“Hollow smiles—heartless professions! Why, what is all this tirade about, Charlotte?” interrupted Lucia, indignantly. “I do not understand you. You surely do not mean to class me with those frivolous beings you have named.”

“It will do for young coxcombs and fops,” continued Charlotte, “whose brains centre in an elegant moustache or the tie of a cravat, who swear pretty little oaths, and can handle their quizzing glass with more skill than their pen—it will do for them to inflate their vanity by the sighs of romantic school-girls; but for a high-minded, noble woman, like you, Lucia, to descend from the dignity of your position to the contemptible artifices of a coquette—fie, Lucia, be yourself.”

“From no other but you, Charlotte,” she replied, “would I bear the unjust imputation you cast upon me, and I should blush did I think myself deserving one half your censure. I do not feel that I have descended at all from the ‘dignity of my position,’ as you are pleased to term it, and consider a coquette quite as contemptible as you do.”

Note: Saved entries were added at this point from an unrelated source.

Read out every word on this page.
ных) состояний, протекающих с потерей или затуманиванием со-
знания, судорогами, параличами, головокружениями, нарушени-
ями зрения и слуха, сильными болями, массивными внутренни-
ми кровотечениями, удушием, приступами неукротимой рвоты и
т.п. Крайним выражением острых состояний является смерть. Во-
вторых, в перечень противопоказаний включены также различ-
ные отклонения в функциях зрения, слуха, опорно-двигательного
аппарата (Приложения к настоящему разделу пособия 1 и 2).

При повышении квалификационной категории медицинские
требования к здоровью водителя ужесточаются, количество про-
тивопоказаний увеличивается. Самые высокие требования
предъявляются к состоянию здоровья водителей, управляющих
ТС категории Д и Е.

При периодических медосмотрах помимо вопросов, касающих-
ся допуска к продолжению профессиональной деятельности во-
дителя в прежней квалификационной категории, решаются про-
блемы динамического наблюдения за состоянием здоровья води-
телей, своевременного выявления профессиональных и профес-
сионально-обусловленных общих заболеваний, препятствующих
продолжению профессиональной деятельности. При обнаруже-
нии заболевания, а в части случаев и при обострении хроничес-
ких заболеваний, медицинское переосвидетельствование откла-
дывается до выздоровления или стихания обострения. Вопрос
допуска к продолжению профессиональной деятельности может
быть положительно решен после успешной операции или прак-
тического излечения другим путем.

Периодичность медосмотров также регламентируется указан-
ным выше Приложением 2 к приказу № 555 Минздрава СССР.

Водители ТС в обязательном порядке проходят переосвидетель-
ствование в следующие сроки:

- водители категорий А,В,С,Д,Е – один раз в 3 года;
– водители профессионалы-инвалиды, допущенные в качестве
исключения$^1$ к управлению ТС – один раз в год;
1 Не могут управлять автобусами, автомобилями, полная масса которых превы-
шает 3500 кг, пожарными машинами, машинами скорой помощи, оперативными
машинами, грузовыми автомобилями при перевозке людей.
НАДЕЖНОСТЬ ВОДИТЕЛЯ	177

“Ah, Lucia,” said Charlotte, archly,

“O wad some power the giftie gie us,

To see oursel’s as ithers see us.”

“Nonsense! I know I am not a coquette, Charlotte,” retorted Lucia. “Gay and thoughtless I may have been; but I have never, nor would I ever, trifle with the affections of one whom I thought any other feeling but his own vanity had brought to my feet. But come, Madam Mentor, I will make a truce with you. I must first vanquish this redoubtable Gadsby, in honorable warfare, and with his own weapons, and then, I promise you, no duenna of old Spain ever wore a more vinegar aspect than shall Lucia Laurence, spinster.”

“But, Lucia—”

“No—no—no! stop! I know what you are going to say,” interrupted the gay girl, playfully placing her little hand over the mouth of her friend. “Positively I must have my way this time. And now for the business of the toilet. Let me see—blue and pearls; no, white—white, like a bride, Charlotte!”